At the request of the Animal Legal Defense Fund and other organizations, a federal judge recently struck down an Idaho law that made it a crime to conduct undercover investigations and videotape operations at an agricultural production facility without the owner’s permission.
At the request of the Animal Legal Defense Fund and other organizations, a federal judge recently struck down an Idaho law that made it a crime to conduct undercover investigations and videotape operations at an agricultural production facility without the owner’s permission.
People working undercover also could have been convicted for not disclosing their connections to animal welfare groups or media outlets when seeking employment at such a facility.
The ruling was the right one.
It’s simply bad policy to tailor the law to protect a favored industry from scrutiny.
The Idaho law is one of a passel of so-called ag-gag laws passed in eight states. They vary, but all are intended to thwart animal welfare advocates working undercover to expose cruel — and usually illegal — practices on factory farms.
Videos released by animal welfare groups have documented patterns of horrific animal abuses that resulted in changes in procedure, criminal charges and the shuttering of slaughterhouses.

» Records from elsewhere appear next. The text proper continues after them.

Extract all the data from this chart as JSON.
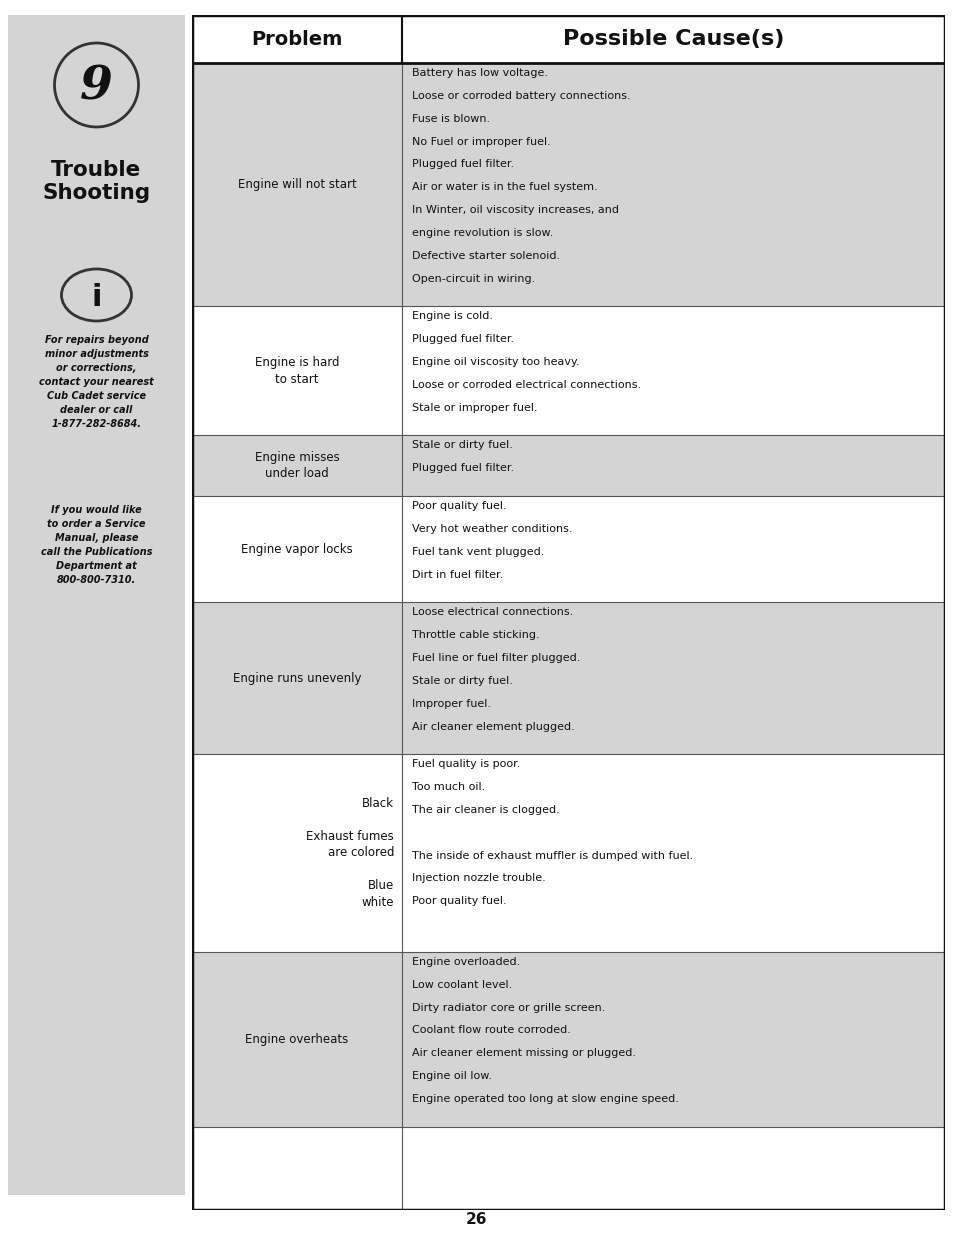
{
  "page_number": "26",
  "sidebar": {
    "background_color": "#d4d4d4",
    "number": "9",
    "title_line1": "Trouble",
    "title_line2": "Shooting",
    "info_text_1": "For repairs beyond\nminor adjustments\nor corrections,\ncontact your nearest\nCub Cadet service\ndealer or call\n1-877-282-8684.",
    "info_text_2": "If you would like\nto order a Service\nManual, please\ncall the Publications\nDepartment at\n800-800-7310."
  },
  "table": {
    "header_problem": "Problem",
    "header_cause": "Possible Cause(s)",
    "rows": [
      {
        "problem": "Engine will not start",
        "causes": [
          "Battery has low voltage.",
          "Loose or corroded battery connections.",
          "Fuse is blown.",
          "No Fuel or improper fuel.",
          "Plugged fuel filter.",
          "Air or water is in the fuel system.",
          "In Winter, oil viscosity increases, and",
          "engine revolution is slow.",
          "Defective starter solenoid.",
          "Open-circuit in wiring."
        ],
        "bg": "#d4d4d4",
        "problem_align": "center",
        "extra_lines": 0
      },
      {
        "problem": "Engine is hard\nto start",
        "causes": [
          "Engine is cold.",
          "Plugged fuel filter.",
          "Engine oil viscosity too heavy.",
          "Loose or corroded electrical connections.",
          "Stale or improper fuel."
        ],
        "bg": "#ffffff",
        "problem_align": "center",
        "extra_lines": 0
      },
      {
        "problem": "Engine misses\nunder load",
        "causes": [
          "Stale or dirty fuel.",
          "Plugged fuel filter."
        ],
        "bg": "#d4d4d4",
        "problem_align": "center",
        "extra_lines": 0
      },
      {
        "problem": "Engine vapor locks",
        "causes": [
          "Poor quality fuel.",
          "Very hot weather conditions.",
          "Fuel tank vent plugged.",
          "Dirt in fuel filter."
        ],
        "bg": "#ffffff",
        "problem_align": "center",
        "extra_lines": 0
      },
      {
        "problem": "Engine runs unevenly",
        "causes": [
          "Loose electrical connections.",
          "Throttle cable sticking.",
          "Fuel line or fuel filter plugged.",
          "Stale or dirty fuel.",
          "Improper fuel.",
          "Air cleaner element plugged."
        ],
        "bg": "#d4d4d4",
        "problem_align": "center",
        "extra_lines": 0
      },
      {
        "problem": "Black\n\nExhaust fumes\nare colored\n\nBlue\nwhite",
        "causes": [
          "Fuel quality is poor.",
          "Too much oil.",
          "The air cleaner is clogged.",
          "",
          "The inside of exhaust muffler is dumped with fuel.",
          "Injection nozzle trouble.",
          "Poor quality fuel."
        ],
        "bg": "#ffffff",
        "problem_align": "right",
        "extra_lines": 1
      },
      {
        "problem": "Engine overheats",
        "causes": [
          "Engine overloaded.",
          "Low coolant level.",
          "Dirty radiator core or grille screen.",
          "Coolant flow route corroded.",
          "Air cleaner element missing or plugged.",
          "Engine oil low.",
          "Engine operated too long at slow engine speed."
        ],
        "bg": "#d4d4d4",
        "problem_align": "center",
        "extra_lines": 0
      },
      {
        "problem": "",
        "causes": [],
        "bg": "#ffffff",
        "problem_align": "center",
        "extra_lines": 0
      }
    ]
  }
}
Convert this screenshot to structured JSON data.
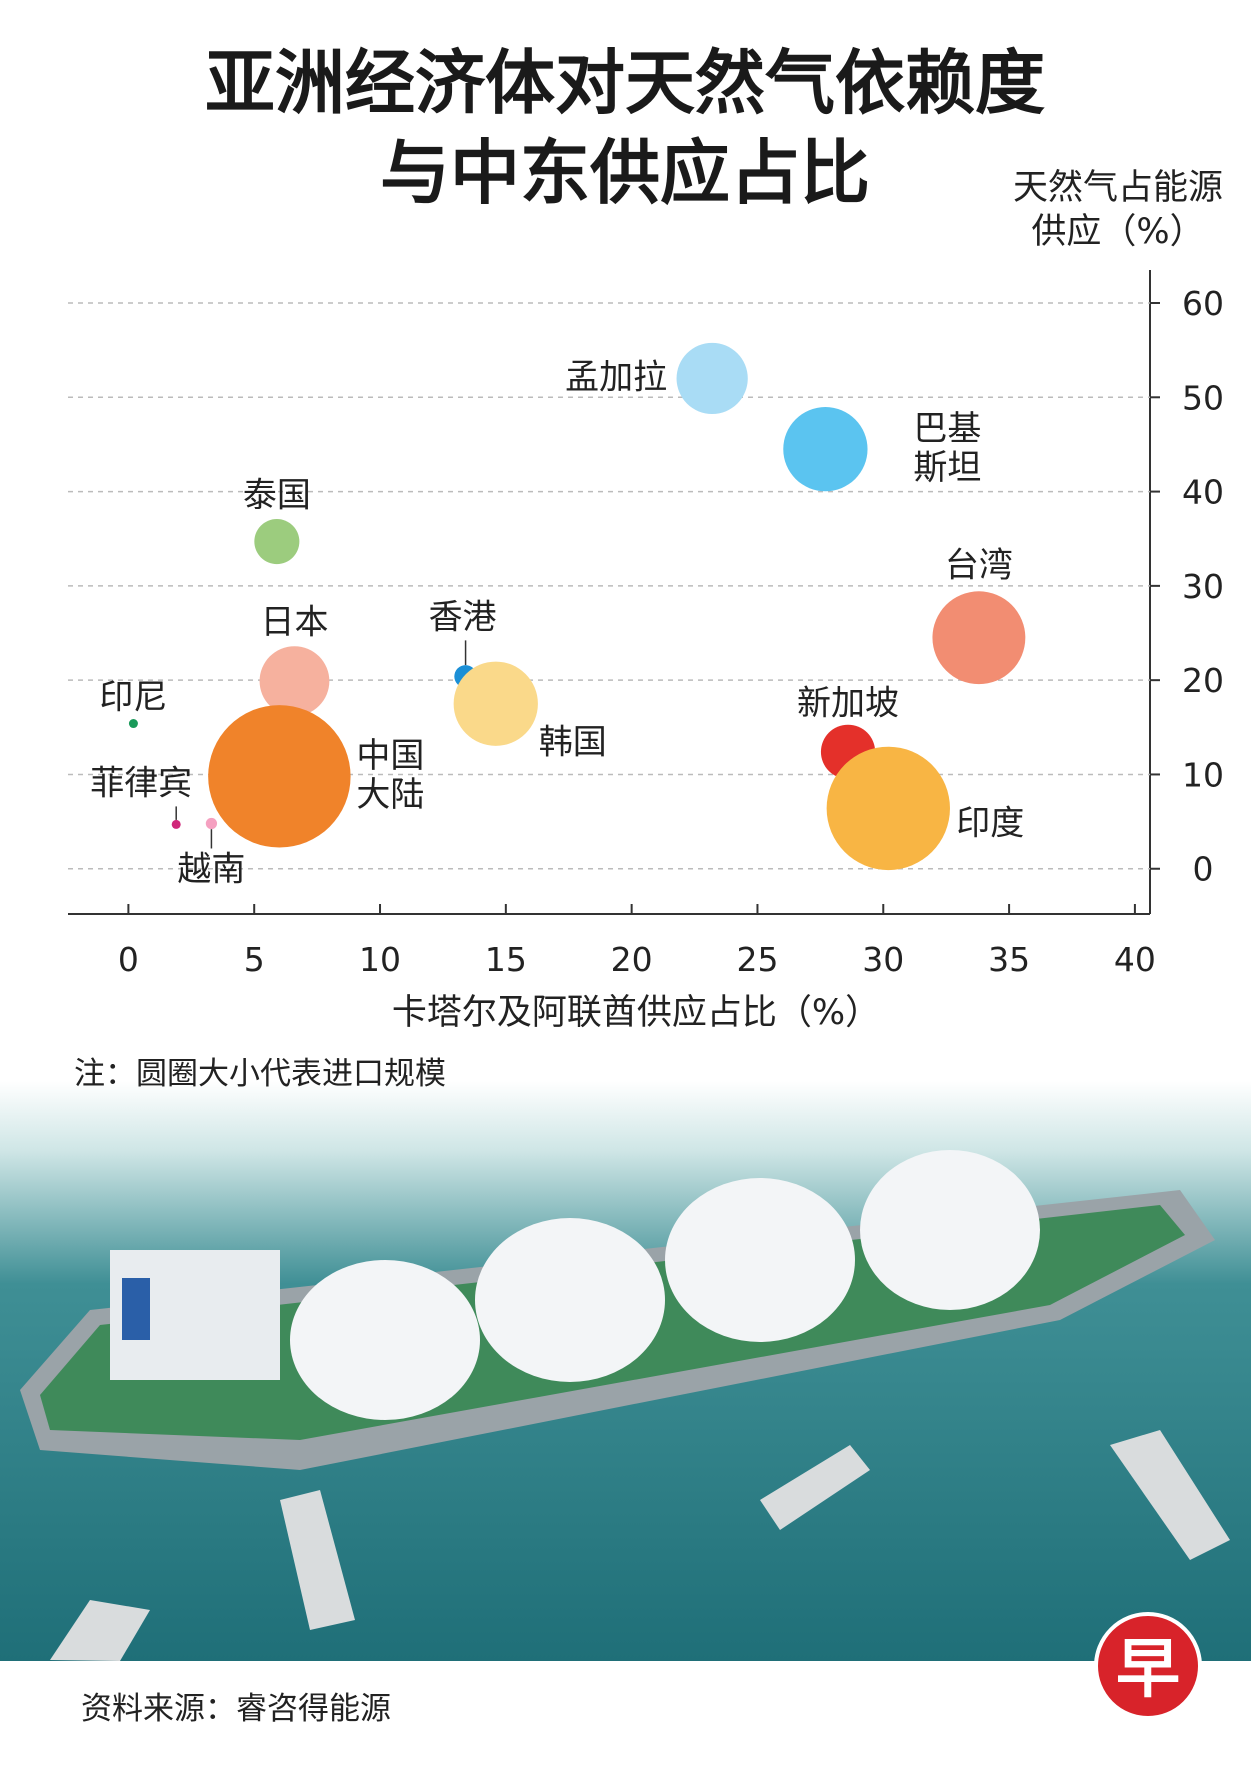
{
  "chart_data": {
    "type": "bubble",
    "title": "亚洲经济体对天然气依赖度与中东供应占比",
    "y_label": "天然气占能源供应（%）",
    "x_label": "卡塔尔及阿联酋供应占比（%）",
    "note": "注：圆圈大小代表进口规模",
    "source": "资料来源：睿咨得能源",
    "categories": [
      "孟加拉",
      "巴基斯坦",
      "泰国",
      "台湾",
      "日本",
      "香港",
      "韩国",
      "印尼",
      "中国大陆",
      "新加坡",
      "印度",
      "菲律宾",
      "越南"
    ],
    "x": [
      23.2,
      27.7,
      5.9,
      33.8,
      6.6,
      13.4,
      14.6,
      0.2,
      6.0,
      28.6,
      30.2,
      1.9,
      3.3
    ],
    "y": [
      52,
      44.5,
      34.7,
      24.5,
      19.9,
      20.4,
      17.5,
      15.4,
      9.8,
      12.4,
      6.4,
      4.7,
      4.8
    ],
    "sizes": [
      1000,
      1400,
      400,
      1700,
      960,
      100,
      1400,
      16,
      4000,
      580,
      3000,
      16,
      25
    ],
    "colors": [
      "#a9dcf5",
      "#5bc4f0",
      "#9ccc7e",
      "#f28d72",
      "#f6b19e",
      "#1b8fd6",
      "#fad98a",
      "#1a9a5a",
      "#f0832a",
      "#e4302a",
      "#f8b544",
      "#d0287a",
      "#f5a0c0"
    ],
    "xlim": [
      -2.4,
      40.6
    ],
    "ylim": [
      -4.8,
      63.5
    ],
    "xticks": [
      0,
      5,
      10,
      15,
      20,
      25,
      30,
      35,
      40
    ],
    "yticks": [
      0,
      10,
      20,
      30,
      40,
      50,
      60
    ],
    "grid": true
  },
  "logo": "早"
}
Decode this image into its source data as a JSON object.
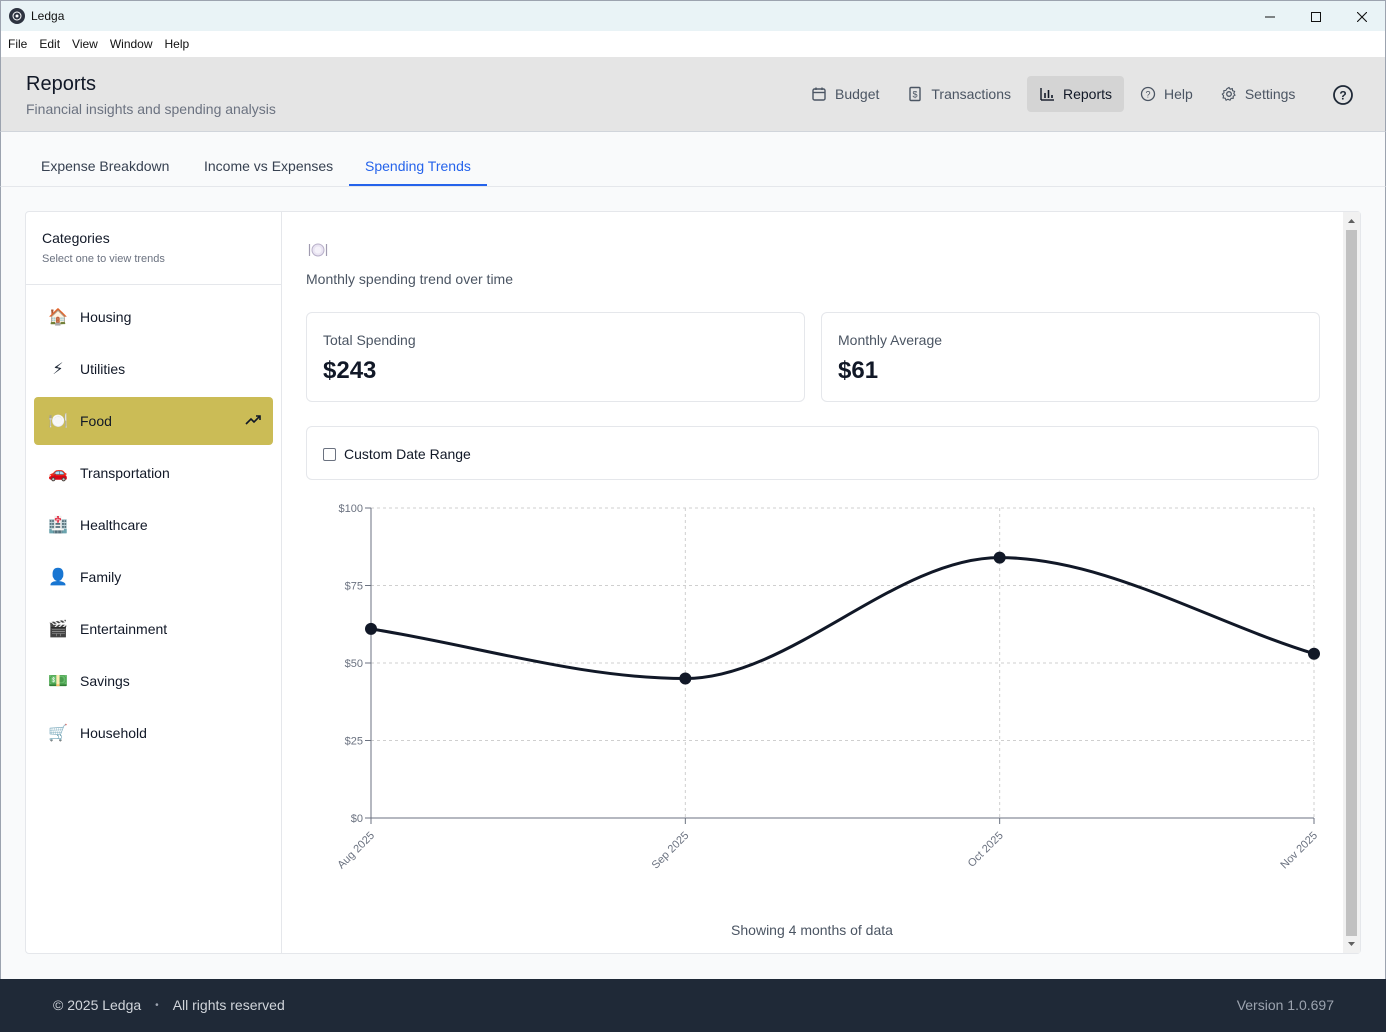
{
  "window": {
    "app_name": "Ledga",
    "menu": [
      "File",
      "Edit",
      "View",
      "Window",
      "Help"
    ]
  },
  "header": {
    "title": "Reports",
    "subtitle": "Financial insights and spending analysis",
    "nav": [
      {
        "label": "Budget",
        "icon": "calendar-icon"
      },
      {
        "label": "Transactions",
        "icon": "dollar-document-icon"
      },
      {
        "label": "Reports",
        "icon": "bar-chart-icon",
        "active": true
      },
      {
        "label": "Help",
        "icon": "help-icon"
      },
      {
        "label": "Settings",
        "icon": "gear-icon"
      }
    ]
  },
  "tabs": [
    {
      "label": "Expense Breakdown"
    },
    {
      "label": "Income vs Expenses"
    },
    {
      "label": "Spending Trends",
      "active": true
    }
  ],
  "sidebar": {
    "title": "Categories",
    "subtitle": "Select one to view trends",
    "items": [
      {
        "label": "Housing",
        "icon": "🏠"
      },
      {
        "label": "Utilities",
        "icon": "⚡"
      },
      {
        "label": "Food",
        "icon": "🍽️",
        "active": true
      },
      {
        "label": "Transportation",
        "icon": "🚗"
      },
      {
        "label": "Healthcare",
        "icon": "🏥"
      },
      {
        "label": "Family",
        "icon": "👤"
      },
      {
        "label": "Entertainment",
        "icon": "🎬"
      },
      {
        "label": "Savings",
        "icon": "💵"
      },
      {
        "label": "Household",
        "icon": "🛒"
      }
    ]
  },
  "content": {
    "subtitle": "Monthly spending trend over time",
    "total_label": "Total Spending",
    "total_value": "$243",
    "average_label": "Monthly Average",
    "average_value": "$61",
    "custom_range_label": "Custom Date Range",
    "custom_range_checked": false,
    "footer_note": "Showing 4 months of data"
  },
  "chart_data": {
    "type": "line",
    "categories": [
      "Aug 2025",
      "Sep 2025",
      "Oct 2025",
      "Nov 2025"
    ],
    "series": [
      {
        "values": [
          61,
          45,
          84,
          53
        ],
        "color": "#111827"
      }
    ],
    "y_ticks": [
      "$0",
      "$25",
      "$50",
      "$75",
      "$100"
    ],
    "ylim": [
      0,
      100
    ],
    "grid": true
  },
  "footer": {
    "copyright": "© 2025 Ledga",
    "rights": "All rights reserved",
    "version": "Version 1.0.697"
  }
}
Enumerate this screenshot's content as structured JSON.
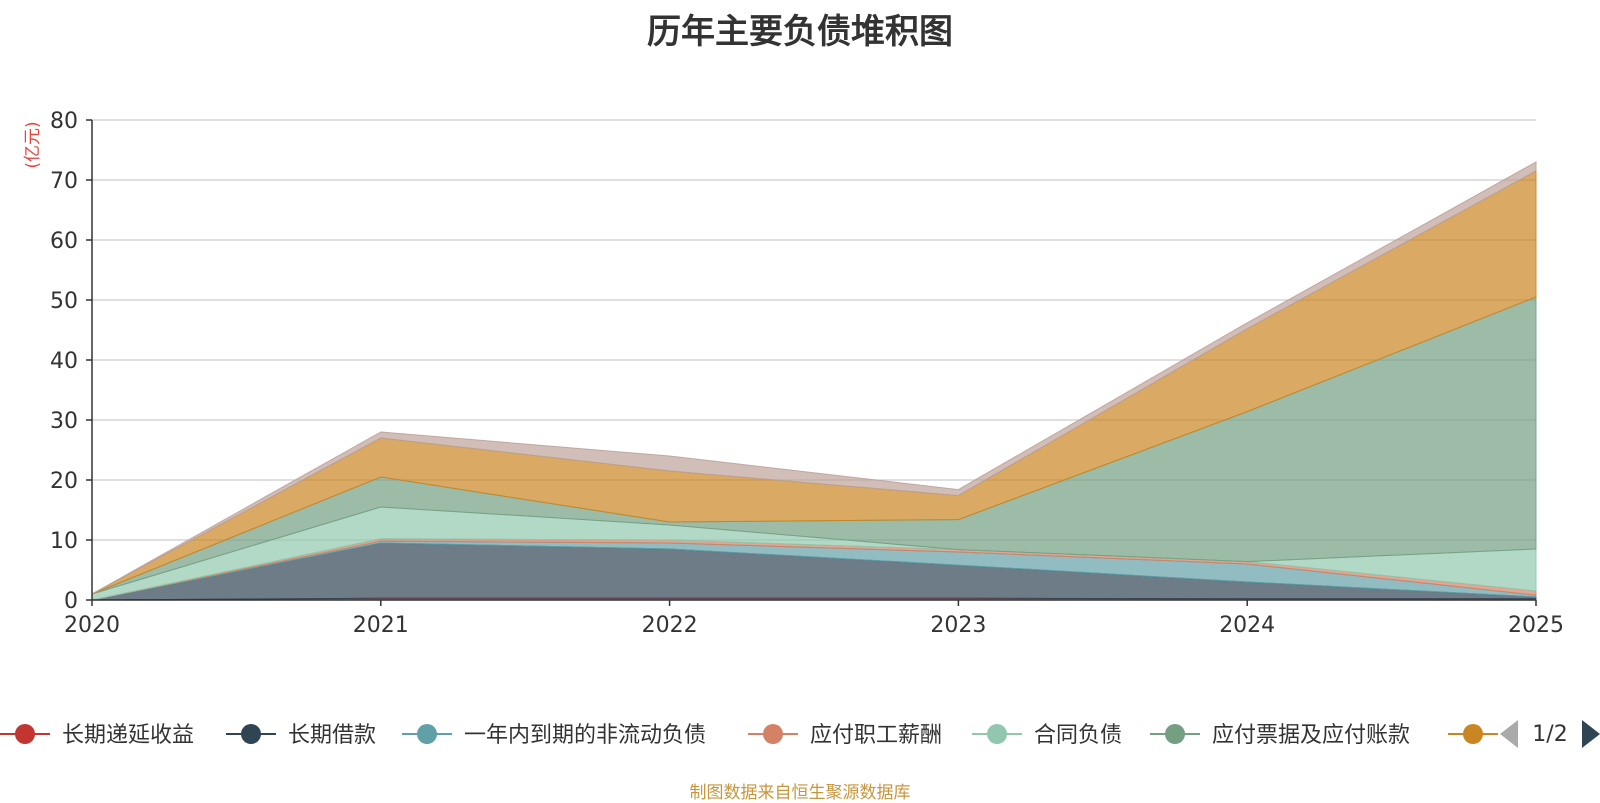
{
  "chart_data": {
    "type": "area",
    "stacked": true,
    "title": "历年主要负债堆积图",
    "unit_label": "(亿元)",
    "x": [
      "2020",
      "2021",
      "2022",
      "2023",
      "2024",
      "2025"
    ],
    "ylim": [
      0,
      80
    ],
    "yticks": [
      "0",
      "10",
      "20",
      "30",
      "40",
      "50",
      "60",
      "70",
      "80"
    ],
    "grid": true,
    "legend_position": "bottom",
    "legend_page": "1/2",
    "series": [
      {
        "name": "长期递延收益",
        "color": "#c23531",
        "values": [
          0,
          0.3,
          0.3,
          0.3,
          0.2,
          0.2
        ]
      },
      {
        "name": "长期借款",
        "color": "#2f4554",
        "values": [
          0,
          9.2,
          8.2,
          5.5,
          2.8,
          0.3
        ]
      },
      {
        "name": "一年内到期的非流动负债",
        "color": "#61a0a8",
        "values": [
          0,
          0.3,
          1.0,
          2.2,
          3.0,
          0.3
        ]
      },
      {
        "name": "应付职工薪酬",
        "color": "#d48265",
        "values": [
          0,
          0.4,
          0.5,
          0.4,
          0.4,
          0.7
        ]
      },
      {
        "name": "合同负债",
        "color": "#91c7ae",
        "values": [
          1.0,
          5.3,
          2.5,
          0,
          0,
          7.0
        ]
      },
      {
        "name": "应付票据及应付账款",
        "color": "#749f83",
        "values": [
          0,
          5.0,
          0.5,
          5.0,
          25.0,
          42.0
        ]
      },
      {
        "name": "",
        "color": "#ca8622",
        "values": [
          0,
          6.5,
          8.5,
          4.0,
          13.8,
          21.0
        ]
      },
      {
        "name": "",
        "color": "#bda29a",
        "values": [
          0,
          1.0,
          2.5,
          1.0,
          1.0,
          1.5
        ]
      }
    ]
  },
  "footer": {
    "source": "制图数据来自恒生聚源数据库"
  }
}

The Idaho law was passed in 2014 after an investigator working undercover at a dairy farm secretly taped workers beating, kicking and jumping on cows. The investigator released the video to a group called Mercy for Animals, which gave it to state regulators before releasing it publicly.
Outraged state legislators passed the bill — sponsored by the Idaho Dairymen’s Association — on the grounds the agriculture industry needed protection from animal rights activists.
In fact, that industry, like all businesses, already has remedies under state law if it is damaged by such activities.
As District Court Chief Judge B. Lynn Winmill noted in his summary judgment, the facility owners could sue investigators for fraud or defamation — or launch a public relations campaign in the same court of public opinion animal welfare groups use.
Farms hardly are the only target of undercover investigations — witness the recent firestorm around Planned Parenthood, for example, or the controversy that toppled the low-income housing activist group ACORN.
One only can imagine the outcry in Idaho if the Legislature did for Planned Parenthood what it did for factory farms.
Agribusiness might consider them terrorists, but undercover investigators have played an important role as whistle-blowers, revealing an array of serious, often shocking abuses of animals in an industry woefully undermonitored by federal regulators, who are spread too thin.
These revelations have an impact not just on animal health but the food supply. Lawmakers shouldn’t seek to protect the perpetrators of bad agricultural practices at the expense of public safety and the humane treatment of farm animals.